Trevelyan walked down to the water's edge.

"It's been chanting to me ever since I was born," he replied.

He looked out over the quiet waters.

"The sea here don't talk to me," he went on. "It never did. It isn't like my Scotland! Come, we'd better walk a little; you'll get cold standing."

She gathered the cashmere that had slipped from her shoulders around her, and brought it up, covering her head. Her face white as the white moonlight looked out from its folds. Once a wave bolder than its fellows, crept up and wet her feet and the edge of the long skirt she was holding with one hand. She scarcely noticed it. Once she turned her face away from Trevelyan's and looked out across the shining sea, to where it lay dark against the horizon. A great pity and a great awe, of something she could not define, lay heavy upon her and made her silent. It was as if this "good-bye" was to be the longest she had ever said. From the house, showing through the trees, came a stream of light. It was from the music room and it mingled with the white radiance that lay across the sea. And then through the quiet, there stole the first, faint notes of John's flute. The music began softly and caressingly, and rose and filled the spaces all around them. It sobbed and moaned and called entreatingly to her, and then it sank into a marvelous crescendo; only to throb again against the silence—still entreating her to return, before it faded slowly and died away altogether.

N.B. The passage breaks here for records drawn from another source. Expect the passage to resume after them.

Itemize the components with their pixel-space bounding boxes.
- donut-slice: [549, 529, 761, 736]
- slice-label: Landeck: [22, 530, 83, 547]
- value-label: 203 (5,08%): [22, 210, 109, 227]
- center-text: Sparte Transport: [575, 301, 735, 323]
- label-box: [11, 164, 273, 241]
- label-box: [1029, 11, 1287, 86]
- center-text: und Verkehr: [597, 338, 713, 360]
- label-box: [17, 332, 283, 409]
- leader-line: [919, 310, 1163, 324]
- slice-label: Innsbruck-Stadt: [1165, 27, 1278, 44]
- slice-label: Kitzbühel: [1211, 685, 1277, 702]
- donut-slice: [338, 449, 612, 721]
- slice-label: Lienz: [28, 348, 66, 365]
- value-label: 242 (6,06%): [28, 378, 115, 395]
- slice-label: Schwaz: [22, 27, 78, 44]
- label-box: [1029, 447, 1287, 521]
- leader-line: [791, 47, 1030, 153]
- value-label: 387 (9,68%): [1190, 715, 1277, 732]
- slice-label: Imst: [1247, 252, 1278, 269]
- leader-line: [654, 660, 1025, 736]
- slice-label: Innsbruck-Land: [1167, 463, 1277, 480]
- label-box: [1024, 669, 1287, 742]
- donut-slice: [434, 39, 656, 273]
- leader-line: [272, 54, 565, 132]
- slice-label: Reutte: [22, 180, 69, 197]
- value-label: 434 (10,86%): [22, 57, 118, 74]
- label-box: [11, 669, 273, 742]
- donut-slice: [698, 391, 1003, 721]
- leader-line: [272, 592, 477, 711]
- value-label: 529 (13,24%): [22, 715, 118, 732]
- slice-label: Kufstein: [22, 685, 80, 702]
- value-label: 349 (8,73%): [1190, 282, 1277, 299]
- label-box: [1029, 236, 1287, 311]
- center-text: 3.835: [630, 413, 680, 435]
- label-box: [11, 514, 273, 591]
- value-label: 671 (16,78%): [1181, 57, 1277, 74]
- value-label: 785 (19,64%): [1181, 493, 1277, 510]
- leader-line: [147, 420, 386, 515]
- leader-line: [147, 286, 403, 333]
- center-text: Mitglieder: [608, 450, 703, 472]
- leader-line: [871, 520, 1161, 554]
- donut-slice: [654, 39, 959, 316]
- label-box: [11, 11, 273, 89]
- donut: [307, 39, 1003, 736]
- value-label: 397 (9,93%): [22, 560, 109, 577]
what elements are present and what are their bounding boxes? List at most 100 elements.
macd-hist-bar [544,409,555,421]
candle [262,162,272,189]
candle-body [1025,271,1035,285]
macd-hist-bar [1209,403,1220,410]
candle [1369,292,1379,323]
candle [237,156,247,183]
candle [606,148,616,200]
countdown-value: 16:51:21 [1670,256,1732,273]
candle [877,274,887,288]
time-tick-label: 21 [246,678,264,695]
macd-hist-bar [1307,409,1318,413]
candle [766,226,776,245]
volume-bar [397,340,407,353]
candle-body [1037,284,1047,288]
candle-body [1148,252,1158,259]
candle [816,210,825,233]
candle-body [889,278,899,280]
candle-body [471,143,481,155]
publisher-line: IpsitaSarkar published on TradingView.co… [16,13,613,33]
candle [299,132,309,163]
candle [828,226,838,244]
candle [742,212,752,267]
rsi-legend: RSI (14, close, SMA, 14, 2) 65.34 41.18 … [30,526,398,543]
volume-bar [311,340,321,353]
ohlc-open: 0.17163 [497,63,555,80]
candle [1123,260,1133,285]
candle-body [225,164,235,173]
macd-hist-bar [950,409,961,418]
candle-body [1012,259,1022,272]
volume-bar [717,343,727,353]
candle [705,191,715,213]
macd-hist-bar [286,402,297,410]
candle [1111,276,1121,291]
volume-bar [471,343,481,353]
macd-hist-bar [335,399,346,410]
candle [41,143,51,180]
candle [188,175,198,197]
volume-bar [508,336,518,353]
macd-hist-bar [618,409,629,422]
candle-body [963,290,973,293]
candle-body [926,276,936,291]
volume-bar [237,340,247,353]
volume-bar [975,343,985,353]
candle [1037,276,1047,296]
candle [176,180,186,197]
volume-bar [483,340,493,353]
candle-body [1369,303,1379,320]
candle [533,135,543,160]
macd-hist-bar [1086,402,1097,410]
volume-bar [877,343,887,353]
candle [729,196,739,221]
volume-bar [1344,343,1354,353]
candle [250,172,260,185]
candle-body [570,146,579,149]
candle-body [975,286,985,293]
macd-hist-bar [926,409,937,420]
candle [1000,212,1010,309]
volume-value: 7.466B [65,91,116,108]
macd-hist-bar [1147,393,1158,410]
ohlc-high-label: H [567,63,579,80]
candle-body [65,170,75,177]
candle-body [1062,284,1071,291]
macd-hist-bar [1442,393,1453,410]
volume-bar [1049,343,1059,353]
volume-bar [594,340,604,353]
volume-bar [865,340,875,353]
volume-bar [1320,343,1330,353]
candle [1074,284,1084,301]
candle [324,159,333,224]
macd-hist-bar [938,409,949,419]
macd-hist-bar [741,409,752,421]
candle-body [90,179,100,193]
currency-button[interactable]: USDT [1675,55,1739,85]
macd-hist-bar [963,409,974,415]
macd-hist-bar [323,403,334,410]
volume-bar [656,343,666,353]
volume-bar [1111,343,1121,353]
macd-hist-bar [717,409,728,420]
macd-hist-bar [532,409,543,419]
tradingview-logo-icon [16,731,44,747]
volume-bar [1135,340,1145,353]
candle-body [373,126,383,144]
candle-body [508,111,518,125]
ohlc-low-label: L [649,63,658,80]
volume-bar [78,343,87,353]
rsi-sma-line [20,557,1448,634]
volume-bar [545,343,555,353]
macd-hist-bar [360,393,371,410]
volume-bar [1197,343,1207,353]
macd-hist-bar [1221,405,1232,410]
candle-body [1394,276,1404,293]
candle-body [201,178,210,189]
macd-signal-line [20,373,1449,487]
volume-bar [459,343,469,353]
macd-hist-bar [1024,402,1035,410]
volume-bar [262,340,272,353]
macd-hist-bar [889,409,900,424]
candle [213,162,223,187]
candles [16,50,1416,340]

The sobbing and the moaning of it pulsed in Trevelyan's brain. This was good-bye. It was good-bye as he had never dreamed it. He could have fallen down before that white moon-touched face and cried the good-bye out, clinging to her feet. He could have cried it out, his head upon her breast; he could have cried it out, with her resting in his arms, but silence laid its seal on him instead.

Out in India, with Mackenzie, in the awful shadow of the plague, he would remember her so, with her white moon-touched face.

What had he done to hope for such a good-bye? Only a man who has won a woman could cry out his heart's fullness so; and he had lost her! What right had he to tell her that he was going away, hoping so to wrest from her some word of approbation or of pity? Might she not say something that she would regret afterwards? He could go back home, and he could write her briefly. Then she would remember this night. Then, whatever he had said or left unsaid to-night or in the note, she would understand.

As for him—out in India with Mackenzie, in the awful shadow of the plague, he would remember her so, with her white moon-kissed face. He would hear again, louder than the moans of sufferings, the wondrous love music of Stewart's flute and the song of the sea. It seemed to him he would hear it and see her so, if he were dying. And yet, he told himself, he would have given up his life right there before she should think that he had done this thing because of her approbation or her pity.